Sansom also assigns error to the circuit court’s
conclusion that a “substantial surface drainage course” is
located on the closed landfill. He asks this Court to
reverse the judgment of the circuit court and to order that
his subdivision plat be approved for recordation as
submitted to the County.
In reviewing the circuit court’s judgment, we accord a
presumption of correctness to the factual findings in favor
10
of each party. West v. Mills, 238 Va. 162, 168, 380 S.E.2d
917, 920-21 (1989). In addition, Code § 15.1-475(B)(3)
(now Code § 15.2-2259(C)) limits the circuit court’s review
to a determination of whether the County’s disapproval of
Sansom’s subdivision plat was “‘not properly based on the
ordinance applicable thereto, or was arbitrary or
capricious.’” 238 Va. at 168, 380 S.E.2d at 920 (quoting
Code § 15.1-475); accord Hanover County v. Bertozzi, 256
Va. 350, 355, 504 S.E.2d 618, 620 (1998).
Using these principles, we find that the circuit court
properly determined that a “substantial surface drainage
course” is situated on the landfill area of the residue.
As the County noted, Roberts testified that significant
surface drainage flows across the landfill area from
adjacent properties and from the former landfill itself.
When specifically asked if the drainage flow across the
landfill is a substantial surface drainage force, he
responded affirmatively. The presence of drainage swales,
earthen berms, and check dams in the landfill area confirms
the volume of surface drainage and the need to control the
flow of water and to prevent erosion. Even the land
surveyor testifying as a witness for Sansom acknowledged
the presence of check dams and an area on the southern edge
of the landfill where surface drainage flow concentrates.
11
Thus, we conclude that the County’s denial of Sansom’s
application to approve his subdivision plat was properly
based on the applicable ordinance and was not arbitrary or
capricious. Under the terms of Article 4-3-1, the County
was justified in permitting no land disturbing activity,
including the construction of the access road, in the area
where the closed landfill is situated. The fact that the
County’s decision also alleviates its concerns with regard
to the risks that might be created by constructing an
access road across the former landfill does not change our
conclusion.
Finally, Sansom summarily argues that a predicate for
the application of Article 4-3-1 is that a “substantial
surface drainage course” actually be “located in the area
being subdivided.” He contends that the area being
subdivided is parcel C and parcel D, not the residue where
the landfill is located, and that, therefore, Article 4-3-1
is not applicable. We find no merit in this argument
because it ignores the definition of the term “subdivision”
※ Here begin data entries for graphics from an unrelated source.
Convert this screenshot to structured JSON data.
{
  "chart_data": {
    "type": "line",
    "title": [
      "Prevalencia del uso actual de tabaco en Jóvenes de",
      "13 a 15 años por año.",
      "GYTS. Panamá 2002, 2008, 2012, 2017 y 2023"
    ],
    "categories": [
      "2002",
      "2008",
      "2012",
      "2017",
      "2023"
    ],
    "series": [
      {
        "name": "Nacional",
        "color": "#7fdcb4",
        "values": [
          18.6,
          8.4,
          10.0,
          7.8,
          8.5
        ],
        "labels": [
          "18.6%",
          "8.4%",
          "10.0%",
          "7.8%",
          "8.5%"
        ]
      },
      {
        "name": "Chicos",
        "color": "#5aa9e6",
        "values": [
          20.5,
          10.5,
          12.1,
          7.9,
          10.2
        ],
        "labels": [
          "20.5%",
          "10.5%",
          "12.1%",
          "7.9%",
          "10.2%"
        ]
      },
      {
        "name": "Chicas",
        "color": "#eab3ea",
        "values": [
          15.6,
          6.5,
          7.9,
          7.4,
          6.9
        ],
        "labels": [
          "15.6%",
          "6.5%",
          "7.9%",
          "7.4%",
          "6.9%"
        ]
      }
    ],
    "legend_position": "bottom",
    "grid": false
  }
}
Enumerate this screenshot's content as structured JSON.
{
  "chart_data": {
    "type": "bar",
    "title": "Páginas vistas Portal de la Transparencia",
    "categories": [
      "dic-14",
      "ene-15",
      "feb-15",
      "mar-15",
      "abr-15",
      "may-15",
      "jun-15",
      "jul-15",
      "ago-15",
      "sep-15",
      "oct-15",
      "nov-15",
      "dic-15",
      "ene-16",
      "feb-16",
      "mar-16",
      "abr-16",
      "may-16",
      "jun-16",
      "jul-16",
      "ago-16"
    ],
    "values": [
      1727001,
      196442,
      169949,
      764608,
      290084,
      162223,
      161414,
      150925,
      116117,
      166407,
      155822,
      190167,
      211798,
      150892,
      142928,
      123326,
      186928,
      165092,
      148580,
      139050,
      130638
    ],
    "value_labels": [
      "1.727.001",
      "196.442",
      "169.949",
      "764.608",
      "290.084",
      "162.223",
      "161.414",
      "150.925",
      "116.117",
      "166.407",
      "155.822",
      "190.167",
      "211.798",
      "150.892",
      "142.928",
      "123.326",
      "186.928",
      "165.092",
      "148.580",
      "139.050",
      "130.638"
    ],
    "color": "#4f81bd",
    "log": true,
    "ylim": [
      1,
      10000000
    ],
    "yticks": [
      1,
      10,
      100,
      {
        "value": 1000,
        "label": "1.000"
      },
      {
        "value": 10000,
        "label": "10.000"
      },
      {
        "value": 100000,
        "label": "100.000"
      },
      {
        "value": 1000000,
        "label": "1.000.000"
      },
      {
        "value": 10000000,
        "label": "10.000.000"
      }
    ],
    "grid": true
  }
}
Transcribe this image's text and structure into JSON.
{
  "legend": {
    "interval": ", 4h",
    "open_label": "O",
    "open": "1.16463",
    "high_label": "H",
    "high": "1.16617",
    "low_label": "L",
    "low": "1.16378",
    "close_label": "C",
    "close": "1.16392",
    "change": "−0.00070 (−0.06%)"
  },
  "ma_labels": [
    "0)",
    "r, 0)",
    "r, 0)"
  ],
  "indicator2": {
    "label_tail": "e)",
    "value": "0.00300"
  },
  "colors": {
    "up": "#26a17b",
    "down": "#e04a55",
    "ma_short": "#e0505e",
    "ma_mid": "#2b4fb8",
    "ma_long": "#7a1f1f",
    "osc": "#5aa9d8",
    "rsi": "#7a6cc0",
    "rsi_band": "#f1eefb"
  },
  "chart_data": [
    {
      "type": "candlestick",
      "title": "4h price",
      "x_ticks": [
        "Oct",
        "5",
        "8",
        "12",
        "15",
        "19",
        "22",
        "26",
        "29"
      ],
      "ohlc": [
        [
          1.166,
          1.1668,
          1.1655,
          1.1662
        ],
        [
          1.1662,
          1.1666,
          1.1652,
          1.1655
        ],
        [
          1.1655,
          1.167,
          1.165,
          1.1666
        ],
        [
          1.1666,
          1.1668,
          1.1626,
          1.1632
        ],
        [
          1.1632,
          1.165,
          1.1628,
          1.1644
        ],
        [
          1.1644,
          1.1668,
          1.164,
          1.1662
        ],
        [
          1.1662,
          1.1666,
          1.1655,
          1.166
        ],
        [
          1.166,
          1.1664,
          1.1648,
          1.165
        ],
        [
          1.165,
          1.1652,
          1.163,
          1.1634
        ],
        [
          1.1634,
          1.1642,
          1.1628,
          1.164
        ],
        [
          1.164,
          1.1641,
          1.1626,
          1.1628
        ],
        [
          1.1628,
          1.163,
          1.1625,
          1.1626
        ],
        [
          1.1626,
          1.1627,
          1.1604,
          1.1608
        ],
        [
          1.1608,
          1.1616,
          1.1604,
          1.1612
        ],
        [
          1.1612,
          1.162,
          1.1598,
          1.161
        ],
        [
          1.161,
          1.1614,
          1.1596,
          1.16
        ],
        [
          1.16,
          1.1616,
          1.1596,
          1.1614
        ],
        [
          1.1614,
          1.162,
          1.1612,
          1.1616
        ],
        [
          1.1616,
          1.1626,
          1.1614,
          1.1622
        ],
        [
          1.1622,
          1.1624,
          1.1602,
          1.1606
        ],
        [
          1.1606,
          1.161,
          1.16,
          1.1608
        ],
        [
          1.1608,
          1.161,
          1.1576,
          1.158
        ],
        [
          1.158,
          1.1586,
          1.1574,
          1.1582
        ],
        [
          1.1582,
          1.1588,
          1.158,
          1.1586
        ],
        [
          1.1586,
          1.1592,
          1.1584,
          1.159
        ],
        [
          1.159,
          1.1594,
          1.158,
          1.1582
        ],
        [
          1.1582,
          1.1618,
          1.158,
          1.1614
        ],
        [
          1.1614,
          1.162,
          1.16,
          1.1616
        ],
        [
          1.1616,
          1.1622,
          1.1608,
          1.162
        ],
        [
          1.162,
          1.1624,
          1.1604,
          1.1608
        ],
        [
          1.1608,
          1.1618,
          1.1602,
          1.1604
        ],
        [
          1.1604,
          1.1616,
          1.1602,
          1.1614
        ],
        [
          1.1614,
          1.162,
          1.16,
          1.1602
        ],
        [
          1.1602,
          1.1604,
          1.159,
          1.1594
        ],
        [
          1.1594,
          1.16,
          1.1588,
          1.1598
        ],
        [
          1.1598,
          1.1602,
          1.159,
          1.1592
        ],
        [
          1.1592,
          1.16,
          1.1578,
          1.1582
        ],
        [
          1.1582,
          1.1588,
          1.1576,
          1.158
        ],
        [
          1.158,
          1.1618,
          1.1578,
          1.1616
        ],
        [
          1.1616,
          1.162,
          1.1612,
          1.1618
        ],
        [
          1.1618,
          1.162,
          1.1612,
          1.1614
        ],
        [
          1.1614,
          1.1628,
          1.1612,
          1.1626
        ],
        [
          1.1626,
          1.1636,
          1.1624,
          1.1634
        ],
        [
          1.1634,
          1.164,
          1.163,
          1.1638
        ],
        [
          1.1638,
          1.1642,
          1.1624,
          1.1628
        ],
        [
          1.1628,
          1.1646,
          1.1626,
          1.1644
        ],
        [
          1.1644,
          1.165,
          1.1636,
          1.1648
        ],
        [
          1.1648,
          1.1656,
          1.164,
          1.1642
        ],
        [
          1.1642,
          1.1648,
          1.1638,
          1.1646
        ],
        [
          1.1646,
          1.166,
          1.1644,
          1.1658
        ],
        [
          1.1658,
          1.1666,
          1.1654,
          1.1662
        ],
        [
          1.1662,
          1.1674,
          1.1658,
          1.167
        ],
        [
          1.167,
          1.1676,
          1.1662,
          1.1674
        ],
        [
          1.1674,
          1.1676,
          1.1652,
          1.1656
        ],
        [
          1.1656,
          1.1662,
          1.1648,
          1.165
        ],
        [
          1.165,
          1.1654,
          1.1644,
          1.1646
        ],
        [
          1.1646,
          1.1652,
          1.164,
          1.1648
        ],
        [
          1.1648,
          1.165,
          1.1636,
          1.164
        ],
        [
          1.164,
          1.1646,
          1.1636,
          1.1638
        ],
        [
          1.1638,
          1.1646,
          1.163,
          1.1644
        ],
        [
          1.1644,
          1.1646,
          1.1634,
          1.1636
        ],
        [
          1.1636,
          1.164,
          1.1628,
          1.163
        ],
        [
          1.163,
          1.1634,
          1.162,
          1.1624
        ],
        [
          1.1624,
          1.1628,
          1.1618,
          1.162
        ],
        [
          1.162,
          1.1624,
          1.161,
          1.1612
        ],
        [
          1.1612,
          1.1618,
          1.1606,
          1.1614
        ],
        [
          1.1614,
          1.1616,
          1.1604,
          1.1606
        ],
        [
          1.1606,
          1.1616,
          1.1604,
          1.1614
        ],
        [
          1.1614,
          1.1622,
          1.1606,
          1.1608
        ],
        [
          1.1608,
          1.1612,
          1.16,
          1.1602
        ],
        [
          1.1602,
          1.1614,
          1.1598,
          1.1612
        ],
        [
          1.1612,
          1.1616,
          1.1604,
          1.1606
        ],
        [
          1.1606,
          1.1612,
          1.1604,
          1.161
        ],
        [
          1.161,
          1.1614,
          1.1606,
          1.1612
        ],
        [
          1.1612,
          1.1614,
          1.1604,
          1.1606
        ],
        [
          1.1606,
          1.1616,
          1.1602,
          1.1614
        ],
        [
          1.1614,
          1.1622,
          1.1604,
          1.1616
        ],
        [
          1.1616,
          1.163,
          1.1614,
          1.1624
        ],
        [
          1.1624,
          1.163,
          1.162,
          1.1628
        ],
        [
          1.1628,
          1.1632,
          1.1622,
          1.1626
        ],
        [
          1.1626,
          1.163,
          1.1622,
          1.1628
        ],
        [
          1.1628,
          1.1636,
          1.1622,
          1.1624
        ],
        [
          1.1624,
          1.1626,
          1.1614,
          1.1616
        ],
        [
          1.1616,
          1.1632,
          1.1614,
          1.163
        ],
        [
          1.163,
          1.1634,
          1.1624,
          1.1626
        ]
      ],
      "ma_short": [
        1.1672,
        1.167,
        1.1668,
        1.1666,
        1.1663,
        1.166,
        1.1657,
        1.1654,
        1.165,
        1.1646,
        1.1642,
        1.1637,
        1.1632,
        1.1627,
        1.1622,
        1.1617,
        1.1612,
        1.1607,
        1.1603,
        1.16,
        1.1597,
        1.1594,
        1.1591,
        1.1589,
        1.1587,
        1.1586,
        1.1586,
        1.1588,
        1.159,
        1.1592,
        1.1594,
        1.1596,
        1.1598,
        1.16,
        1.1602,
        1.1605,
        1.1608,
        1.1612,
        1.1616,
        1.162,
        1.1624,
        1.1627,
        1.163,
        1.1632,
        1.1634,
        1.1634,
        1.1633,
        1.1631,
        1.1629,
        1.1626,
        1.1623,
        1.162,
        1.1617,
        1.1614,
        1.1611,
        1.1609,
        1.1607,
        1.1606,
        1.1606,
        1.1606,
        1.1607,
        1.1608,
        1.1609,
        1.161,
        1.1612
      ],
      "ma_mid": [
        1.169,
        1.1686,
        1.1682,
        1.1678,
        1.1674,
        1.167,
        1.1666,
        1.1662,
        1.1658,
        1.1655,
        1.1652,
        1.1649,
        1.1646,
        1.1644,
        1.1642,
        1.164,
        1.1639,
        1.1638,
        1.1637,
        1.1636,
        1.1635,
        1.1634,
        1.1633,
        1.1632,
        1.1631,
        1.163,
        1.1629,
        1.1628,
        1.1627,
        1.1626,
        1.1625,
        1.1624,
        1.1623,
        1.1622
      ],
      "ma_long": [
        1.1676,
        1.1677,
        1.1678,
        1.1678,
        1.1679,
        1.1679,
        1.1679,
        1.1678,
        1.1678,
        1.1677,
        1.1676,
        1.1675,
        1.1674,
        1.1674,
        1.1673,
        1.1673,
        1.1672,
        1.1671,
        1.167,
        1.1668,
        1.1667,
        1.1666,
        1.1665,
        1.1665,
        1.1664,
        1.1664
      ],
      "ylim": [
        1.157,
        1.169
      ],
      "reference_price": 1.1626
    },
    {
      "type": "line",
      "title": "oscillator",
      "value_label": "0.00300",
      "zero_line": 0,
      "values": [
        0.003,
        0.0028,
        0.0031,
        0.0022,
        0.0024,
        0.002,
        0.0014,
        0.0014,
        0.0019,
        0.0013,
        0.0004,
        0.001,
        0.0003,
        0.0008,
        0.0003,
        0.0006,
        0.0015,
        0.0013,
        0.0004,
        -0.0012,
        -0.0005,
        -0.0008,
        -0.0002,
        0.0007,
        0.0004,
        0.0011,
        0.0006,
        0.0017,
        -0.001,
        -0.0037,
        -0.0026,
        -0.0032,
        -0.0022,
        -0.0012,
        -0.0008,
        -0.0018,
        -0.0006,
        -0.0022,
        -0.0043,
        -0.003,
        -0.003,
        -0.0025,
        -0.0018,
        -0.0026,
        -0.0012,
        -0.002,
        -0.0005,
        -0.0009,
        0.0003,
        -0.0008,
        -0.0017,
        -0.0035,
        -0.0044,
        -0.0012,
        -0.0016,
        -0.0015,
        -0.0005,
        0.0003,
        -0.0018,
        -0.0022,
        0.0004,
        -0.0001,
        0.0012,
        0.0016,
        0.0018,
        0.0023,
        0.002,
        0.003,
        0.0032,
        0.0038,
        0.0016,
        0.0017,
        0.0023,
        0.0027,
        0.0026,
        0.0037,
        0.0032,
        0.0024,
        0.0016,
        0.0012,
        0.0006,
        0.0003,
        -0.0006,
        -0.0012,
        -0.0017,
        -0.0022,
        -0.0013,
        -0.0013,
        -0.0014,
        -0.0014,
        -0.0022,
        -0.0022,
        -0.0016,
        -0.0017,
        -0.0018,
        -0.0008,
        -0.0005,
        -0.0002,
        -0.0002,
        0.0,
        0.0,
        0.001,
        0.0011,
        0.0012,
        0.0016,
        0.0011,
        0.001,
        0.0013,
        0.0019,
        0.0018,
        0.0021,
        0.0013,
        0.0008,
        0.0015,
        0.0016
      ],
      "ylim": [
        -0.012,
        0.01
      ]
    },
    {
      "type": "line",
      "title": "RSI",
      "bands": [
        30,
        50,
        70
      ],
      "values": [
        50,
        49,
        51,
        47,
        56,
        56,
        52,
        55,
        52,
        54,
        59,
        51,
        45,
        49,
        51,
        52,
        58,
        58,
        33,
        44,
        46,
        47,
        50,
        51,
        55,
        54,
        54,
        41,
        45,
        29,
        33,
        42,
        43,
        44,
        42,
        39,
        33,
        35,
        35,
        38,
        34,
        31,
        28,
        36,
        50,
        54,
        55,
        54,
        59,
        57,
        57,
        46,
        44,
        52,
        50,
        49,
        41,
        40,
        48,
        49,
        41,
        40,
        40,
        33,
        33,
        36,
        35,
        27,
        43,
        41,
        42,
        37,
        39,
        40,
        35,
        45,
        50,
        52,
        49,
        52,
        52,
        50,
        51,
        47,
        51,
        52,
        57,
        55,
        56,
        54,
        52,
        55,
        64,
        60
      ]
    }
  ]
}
in Article 2-38 of the Ordinance: “The divisions of a lot,
tract or parcel of land into two or more lots, tracts or
parcels . . . .” The parcel of land being subdivided is
Sansom’s 191-acre tract, which includes the residue and
thus the closed landfill.
12
For the reasons stated, we will affirm the judgment of
the circuit court. 5
Affirmed.
______________________
5
We do not need to address Samson’s remaining
assignment of error regarding whether the residue
constitutes a “lot” under Article 4-4-6 of the Ordinance.